"Quick!" he shouted in a loud voice. "The guard! He has escaped!"

I breathed a sigh of relief—if Haj Osis could not see me, no one could—my plan had succeeded.

I dared not return to the throne room and make my escape that way along corridors with which I was familiar for I could already hear the rush of feet toward the ante room door and I was well aware that, although they could not see me, they could feel me and that unquestionably in the rush my mantle of invisibility, or at least a portion of it, would be torn from me, which would indubitably spell my doom.

I ran quickly to the other doorway and unbolted it and as I opened it I looked back at Haj Osis. His eyes were upon the doorway and they were wide with incredulity and horror. For an instant I did not realize the cause and looked quickly behind me to see if I could see what had caused Haj Osis' fright and then it dawned upon me and I smiled. He had seen and heard the bolt shot and the door open as though by ghostly hands.

He must have sensed a vague suspicion of the truth, for he turned quickly toward the other door and screamed a warning in a high falsetto voice. "Do not enter," he cried, "until the five xats are up.

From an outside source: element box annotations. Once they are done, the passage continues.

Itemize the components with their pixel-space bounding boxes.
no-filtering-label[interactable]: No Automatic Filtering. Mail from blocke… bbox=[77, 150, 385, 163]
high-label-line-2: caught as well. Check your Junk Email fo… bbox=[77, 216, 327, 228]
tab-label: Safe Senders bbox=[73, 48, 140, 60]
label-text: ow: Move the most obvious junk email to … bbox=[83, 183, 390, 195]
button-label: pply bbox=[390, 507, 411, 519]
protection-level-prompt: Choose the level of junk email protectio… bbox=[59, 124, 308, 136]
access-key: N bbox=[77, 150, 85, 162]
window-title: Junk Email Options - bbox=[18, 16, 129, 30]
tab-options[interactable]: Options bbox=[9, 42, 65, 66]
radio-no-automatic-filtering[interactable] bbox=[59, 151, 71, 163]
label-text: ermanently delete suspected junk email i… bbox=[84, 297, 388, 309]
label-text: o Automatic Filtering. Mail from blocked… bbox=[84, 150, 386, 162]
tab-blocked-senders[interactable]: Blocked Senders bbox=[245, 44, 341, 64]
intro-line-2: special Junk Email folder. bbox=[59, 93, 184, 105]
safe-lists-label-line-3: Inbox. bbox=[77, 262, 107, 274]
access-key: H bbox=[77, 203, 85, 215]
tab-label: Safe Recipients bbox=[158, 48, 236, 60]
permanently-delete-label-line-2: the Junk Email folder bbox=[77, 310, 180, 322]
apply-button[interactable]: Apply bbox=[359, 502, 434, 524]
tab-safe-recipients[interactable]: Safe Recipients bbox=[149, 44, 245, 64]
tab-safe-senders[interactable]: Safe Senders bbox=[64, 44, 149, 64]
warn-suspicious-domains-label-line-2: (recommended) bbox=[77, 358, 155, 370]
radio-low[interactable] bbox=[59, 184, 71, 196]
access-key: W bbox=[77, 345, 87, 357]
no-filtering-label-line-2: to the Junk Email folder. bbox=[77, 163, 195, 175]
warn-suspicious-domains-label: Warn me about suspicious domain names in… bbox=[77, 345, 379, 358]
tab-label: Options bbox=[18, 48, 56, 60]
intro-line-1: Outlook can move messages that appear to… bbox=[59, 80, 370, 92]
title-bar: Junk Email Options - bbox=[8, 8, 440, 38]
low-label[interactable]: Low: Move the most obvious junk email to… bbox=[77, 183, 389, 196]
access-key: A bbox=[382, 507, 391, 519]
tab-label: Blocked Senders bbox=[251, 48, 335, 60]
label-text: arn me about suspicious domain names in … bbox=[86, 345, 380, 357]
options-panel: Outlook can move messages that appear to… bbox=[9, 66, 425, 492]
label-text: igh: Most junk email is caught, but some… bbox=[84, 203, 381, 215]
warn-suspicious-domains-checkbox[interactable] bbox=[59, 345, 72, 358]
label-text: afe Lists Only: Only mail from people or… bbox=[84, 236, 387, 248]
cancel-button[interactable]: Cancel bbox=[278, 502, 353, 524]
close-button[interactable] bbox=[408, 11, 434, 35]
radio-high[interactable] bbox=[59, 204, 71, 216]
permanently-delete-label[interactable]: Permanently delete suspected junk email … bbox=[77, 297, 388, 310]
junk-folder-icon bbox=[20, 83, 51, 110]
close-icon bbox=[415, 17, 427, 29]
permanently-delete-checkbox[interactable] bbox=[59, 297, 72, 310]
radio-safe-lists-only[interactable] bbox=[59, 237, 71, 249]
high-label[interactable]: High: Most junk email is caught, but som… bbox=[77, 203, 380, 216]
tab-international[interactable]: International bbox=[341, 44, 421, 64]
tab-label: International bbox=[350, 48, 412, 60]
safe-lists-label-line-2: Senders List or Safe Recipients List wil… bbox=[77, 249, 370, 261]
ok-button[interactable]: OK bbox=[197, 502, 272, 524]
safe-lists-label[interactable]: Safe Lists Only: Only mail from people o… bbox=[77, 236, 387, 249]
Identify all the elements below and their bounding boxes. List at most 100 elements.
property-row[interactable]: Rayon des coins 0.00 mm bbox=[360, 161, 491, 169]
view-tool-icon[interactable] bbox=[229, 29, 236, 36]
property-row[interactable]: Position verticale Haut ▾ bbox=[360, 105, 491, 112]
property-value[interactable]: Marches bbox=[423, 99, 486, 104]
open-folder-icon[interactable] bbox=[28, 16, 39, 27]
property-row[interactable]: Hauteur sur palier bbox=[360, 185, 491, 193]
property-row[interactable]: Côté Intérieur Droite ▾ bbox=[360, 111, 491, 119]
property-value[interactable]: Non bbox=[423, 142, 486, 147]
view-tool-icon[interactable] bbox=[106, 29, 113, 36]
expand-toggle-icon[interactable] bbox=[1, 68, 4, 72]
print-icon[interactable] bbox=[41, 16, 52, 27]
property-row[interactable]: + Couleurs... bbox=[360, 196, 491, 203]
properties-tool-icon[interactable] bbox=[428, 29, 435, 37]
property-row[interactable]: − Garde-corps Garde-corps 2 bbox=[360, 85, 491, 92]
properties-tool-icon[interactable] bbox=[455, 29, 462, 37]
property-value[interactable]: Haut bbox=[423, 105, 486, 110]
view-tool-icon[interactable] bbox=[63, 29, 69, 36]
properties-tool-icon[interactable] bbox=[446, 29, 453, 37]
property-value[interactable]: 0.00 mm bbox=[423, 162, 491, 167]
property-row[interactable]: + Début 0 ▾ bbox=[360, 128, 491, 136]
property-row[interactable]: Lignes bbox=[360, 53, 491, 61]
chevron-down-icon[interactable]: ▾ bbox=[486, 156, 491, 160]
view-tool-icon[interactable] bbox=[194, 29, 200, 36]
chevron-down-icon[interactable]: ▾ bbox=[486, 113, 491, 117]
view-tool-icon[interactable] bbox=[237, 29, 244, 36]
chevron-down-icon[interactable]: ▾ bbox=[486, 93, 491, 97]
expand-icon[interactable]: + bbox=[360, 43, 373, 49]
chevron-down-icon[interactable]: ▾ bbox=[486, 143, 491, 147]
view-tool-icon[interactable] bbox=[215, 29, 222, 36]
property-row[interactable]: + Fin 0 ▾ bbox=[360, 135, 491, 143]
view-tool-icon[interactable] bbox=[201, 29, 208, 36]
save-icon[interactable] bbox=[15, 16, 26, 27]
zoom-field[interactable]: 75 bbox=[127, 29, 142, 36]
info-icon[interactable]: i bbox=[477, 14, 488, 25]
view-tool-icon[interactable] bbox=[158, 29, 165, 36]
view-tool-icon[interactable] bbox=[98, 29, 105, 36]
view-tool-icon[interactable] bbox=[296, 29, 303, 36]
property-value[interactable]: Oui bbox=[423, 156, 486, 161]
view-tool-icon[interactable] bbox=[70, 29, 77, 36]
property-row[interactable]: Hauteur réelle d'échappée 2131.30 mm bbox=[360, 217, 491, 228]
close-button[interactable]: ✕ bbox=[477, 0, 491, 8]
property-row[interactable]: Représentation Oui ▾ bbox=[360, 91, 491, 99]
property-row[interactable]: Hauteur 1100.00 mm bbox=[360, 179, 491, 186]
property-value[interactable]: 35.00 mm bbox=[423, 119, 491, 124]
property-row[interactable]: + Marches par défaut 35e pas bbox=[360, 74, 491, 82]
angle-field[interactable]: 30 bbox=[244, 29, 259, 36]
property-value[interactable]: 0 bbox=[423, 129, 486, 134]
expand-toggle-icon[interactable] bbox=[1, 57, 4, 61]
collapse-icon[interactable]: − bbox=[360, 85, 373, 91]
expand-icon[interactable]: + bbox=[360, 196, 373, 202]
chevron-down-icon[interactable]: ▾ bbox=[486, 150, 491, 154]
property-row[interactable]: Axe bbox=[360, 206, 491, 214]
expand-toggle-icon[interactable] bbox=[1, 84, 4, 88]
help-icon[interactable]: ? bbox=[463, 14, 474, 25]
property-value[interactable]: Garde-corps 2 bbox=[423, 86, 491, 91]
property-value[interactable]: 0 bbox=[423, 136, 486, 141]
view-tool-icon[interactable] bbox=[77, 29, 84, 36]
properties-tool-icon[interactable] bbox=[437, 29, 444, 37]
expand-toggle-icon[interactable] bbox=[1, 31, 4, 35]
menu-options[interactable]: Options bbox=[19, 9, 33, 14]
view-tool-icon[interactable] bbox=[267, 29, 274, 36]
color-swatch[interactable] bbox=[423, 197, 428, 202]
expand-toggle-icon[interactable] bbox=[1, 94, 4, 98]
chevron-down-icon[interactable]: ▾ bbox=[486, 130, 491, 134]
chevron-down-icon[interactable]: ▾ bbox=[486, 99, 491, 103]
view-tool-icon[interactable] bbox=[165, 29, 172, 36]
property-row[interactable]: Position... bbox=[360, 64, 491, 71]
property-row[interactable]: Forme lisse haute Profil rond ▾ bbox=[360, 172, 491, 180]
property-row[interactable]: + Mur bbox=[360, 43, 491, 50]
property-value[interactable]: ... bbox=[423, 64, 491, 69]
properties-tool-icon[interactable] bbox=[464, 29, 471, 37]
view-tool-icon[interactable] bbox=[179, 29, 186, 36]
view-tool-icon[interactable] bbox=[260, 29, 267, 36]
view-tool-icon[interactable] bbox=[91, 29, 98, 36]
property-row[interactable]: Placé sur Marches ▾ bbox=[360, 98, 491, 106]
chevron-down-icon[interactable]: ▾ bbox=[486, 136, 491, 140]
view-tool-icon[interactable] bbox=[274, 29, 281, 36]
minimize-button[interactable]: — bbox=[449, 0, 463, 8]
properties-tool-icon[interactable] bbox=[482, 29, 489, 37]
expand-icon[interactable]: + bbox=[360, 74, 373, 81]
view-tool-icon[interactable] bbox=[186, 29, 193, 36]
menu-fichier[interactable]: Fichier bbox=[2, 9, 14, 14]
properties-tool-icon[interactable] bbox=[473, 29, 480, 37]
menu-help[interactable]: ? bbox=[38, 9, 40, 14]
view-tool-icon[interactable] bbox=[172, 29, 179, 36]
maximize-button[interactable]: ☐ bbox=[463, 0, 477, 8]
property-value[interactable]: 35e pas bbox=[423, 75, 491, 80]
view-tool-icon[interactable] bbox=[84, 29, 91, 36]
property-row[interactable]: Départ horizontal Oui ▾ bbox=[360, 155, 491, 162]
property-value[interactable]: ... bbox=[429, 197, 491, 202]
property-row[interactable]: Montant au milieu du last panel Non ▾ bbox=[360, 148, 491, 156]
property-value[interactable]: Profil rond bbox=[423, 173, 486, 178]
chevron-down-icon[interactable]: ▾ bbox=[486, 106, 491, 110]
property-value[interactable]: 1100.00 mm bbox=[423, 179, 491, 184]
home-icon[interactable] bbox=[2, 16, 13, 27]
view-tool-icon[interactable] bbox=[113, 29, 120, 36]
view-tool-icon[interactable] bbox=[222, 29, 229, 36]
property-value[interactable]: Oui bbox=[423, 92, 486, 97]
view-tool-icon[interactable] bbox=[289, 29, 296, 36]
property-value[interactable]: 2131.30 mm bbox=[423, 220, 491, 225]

It is I who commands—Haj Osis, the Jed."

Closing the door after me and still smiling, I hastened along the corridor, searching for a ramp that would carry me to the upper levels of the palace from which I could easily locate the guard room and the hangar where I had left my ship.

The corridor I had entered led directly into the royal apartments.

At first it was difficult to accustom myself to my invisibility and as I suddenly entered an apartment in which there were several people, my first impulse was to turn and flee, but though I had stepped directly into the view of one of the occupants of the room and at a distance of little more than five or six feet without attracting his attention, although his eyes were apparently directly upon me, my confidence was quickly restored. I continued on across the room as nonchalantly as though I had been in my own quarters in Helium.

The royal apartments seemed interminable and though I was constantly seeking a way out of them into one of the main corridors of the palace, I was instead constantly stumbling into places where I did not care to be and where I had no business, sometimes with considerable embarrassment, as when I entered a cozy, private apartment in the women's quarters at a moment when I was convinced they were not expecting strange gentlemen.

I would not turn back, however, for I had no time to lose, and crossing the room I followed another short corridor only to leap from the frying pan into the fire—I had entered the forbidden apartment of the Jeddara herself. It is a good thing for the royal lady that it was I and not Haj Osis who came thus unexpectedly upon her, for her position was most compromising, and from his harness I judged that her good looking companion was a slave. In disgust I retreated, for there was no other exit from the apartment, and presently I stumbled, entirely by accident, upon one of the main corridors of the palace—a busy corridor filled with slaves, warriors and courtiers, with men, women and children passing to and fro upon whatever business called them, or perhaps seated upon the carved benches that lined the walls.